While hunting last night the wind came up like a cat-of-nine-tails, raking at the grass, ripping at my vest and the damp corners of my eyes, turning the steel of my gun to ice. It was as good a place as anywhere to do my confessing, there in the spareness of tumbling and towering volcanic stone, there in my uplands cathedral. I muttered my darkness aloud to myself and the gale ripped the words from my mouth, proving their smallness, lifting the viscous spit of my black emotions into space and dissolving the wet muck of my soul somewhere in the great distance or dashing it to smithereens against the grit of dry stone. I felt the righteous violence of the air; God’s great spirit slapping my cheek while gently taking my hand to lead me forward.
The raven came over on stiff wings, tacking hard against the wind, feeling the impossible angles of the currents with every inky feather. I raised an open hand toward him, I saw him look my way and respond to my summons. He drew nearer. I spoke my prayers, bright and pure, up into the winter air and watched as he grasped them in his curved claws, carried them higher into the heavens, to deliver my praise, my joy, my gratitude, my hopes to Whom they are intended.

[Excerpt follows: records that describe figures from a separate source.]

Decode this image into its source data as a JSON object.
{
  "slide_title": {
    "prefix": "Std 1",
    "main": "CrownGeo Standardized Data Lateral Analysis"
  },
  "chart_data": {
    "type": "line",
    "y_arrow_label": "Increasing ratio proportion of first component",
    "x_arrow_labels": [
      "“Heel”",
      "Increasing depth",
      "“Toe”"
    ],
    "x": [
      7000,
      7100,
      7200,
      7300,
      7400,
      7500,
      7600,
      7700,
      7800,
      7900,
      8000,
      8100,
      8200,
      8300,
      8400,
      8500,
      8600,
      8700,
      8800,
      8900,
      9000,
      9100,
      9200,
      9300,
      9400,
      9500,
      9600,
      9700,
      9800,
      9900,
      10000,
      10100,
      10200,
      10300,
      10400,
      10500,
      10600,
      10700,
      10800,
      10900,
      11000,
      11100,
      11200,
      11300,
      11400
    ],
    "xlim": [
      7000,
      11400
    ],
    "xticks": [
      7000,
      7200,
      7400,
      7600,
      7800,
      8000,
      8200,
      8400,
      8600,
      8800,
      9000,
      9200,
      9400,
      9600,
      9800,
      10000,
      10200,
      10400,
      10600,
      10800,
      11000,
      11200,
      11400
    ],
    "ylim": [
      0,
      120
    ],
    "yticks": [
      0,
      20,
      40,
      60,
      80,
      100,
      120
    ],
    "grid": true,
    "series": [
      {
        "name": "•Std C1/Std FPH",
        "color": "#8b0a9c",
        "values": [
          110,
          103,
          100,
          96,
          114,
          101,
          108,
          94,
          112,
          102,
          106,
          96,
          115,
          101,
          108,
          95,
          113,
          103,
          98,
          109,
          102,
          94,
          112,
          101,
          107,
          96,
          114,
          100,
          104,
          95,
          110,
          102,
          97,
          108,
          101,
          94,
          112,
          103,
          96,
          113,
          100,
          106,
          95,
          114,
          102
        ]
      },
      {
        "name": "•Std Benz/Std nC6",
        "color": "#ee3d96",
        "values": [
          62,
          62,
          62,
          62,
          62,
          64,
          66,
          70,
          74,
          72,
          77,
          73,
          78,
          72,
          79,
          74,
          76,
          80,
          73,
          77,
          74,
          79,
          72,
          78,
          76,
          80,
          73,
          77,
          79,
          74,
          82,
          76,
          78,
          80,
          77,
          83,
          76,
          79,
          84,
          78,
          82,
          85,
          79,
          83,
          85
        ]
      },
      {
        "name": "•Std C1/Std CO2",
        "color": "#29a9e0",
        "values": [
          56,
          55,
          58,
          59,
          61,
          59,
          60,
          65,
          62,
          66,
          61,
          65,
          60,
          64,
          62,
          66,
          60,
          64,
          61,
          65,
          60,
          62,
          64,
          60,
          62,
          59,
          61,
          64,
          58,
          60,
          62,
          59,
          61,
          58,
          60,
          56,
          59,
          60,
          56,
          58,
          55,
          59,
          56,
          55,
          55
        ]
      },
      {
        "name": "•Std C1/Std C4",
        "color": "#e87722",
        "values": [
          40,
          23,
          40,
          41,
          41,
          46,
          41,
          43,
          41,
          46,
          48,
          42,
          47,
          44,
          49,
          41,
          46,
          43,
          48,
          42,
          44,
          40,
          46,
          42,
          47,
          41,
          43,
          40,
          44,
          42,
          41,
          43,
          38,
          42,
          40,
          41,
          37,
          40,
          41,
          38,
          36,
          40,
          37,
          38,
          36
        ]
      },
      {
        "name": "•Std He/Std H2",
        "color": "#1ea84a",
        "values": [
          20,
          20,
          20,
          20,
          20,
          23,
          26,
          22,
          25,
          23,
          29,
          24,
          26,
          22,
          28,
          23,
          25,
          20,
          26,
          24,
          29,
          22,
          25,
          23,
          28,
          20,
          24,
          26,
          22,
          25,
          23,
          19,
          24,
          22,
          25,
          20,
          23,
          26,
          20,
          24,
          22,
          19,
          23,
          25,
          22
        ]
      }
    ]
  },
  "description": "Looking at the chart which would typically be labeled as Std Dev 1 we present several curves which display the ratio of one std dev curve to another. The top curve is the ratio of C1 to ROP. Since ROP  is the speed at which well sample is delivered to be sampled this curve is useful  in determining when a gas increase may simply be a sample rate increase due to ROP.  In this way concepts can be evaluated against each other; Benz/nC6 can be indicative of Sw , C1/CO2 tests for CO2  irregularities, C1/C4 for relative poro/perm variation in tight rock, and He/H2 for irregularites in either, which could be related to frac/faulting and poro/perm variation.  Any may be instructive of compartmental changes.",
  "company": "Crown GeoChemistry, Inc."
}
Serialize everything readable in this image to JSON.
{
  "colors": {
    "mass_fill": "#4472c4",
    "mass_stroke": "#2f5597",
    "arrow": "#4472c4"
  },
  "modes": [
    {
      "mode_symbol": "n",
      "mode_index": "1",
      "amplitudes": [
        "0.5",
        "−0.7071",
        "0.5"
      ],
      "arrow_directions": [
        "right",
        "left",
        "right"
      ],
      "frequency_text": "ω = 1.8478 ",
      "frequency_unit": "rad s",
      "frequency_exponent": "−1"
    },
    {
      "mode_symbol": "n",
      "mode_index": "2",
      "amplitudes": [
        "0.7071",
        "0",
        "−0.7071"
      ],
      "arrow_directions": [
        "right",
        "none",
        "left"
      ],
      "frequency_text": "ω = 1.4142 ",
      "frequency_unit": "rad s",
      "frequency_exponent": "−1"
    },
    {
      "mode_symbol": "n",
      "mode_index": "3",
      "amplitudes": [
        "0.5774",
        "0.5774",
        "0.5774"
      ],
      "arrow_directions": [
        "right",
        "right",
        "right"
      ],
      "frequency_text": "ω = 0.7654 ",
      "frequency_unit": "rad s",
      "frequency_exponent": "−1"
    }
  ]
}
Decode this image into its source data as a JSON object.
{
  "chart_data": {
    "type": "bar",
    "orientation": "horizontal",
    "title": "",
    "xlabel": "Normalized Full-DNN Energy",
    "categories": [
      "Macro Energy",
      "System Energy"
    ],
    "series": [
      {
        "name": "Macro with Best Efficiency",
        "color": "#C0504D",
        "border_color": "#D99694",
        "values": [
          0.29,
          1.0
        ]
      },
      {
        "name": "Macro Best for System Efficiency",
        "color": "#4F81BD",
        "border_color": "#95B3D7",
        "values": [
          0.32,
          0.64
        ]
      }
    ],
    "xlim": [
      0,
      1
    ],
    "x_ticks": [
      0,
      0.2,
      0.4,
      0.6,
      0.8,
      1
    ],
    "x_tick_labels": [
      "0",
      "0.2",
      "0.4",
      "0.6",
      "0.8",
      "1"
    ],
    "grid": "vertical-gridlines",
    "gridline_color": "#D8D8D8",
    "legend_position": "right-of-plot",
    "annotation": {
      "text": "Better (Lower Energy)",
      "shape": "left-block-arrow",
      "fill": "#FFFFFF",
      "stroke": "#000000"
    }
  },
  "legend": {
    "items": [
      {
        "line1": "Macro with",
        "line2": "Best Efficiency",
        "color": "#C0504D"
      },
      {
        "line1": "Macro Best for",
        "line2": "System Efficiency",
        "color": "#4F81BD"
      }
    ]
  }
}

The clouds dropped lower, encircling basalt buttresses in ether and wisp, shrinking distances and time. A skittering of snowflakes clunked across my nose and cheeks, the hard snow of the uplands where everything spends its lifetime in toil, living so hard to thrive. I stood up straighter, my burdens dissolved. We walked on.
There was a coyote in a draw, barking at the dogs like a fellow dog, teasing them, teasing them for their tameness, occasionally breaking into a yipping howl to reveal his true nature.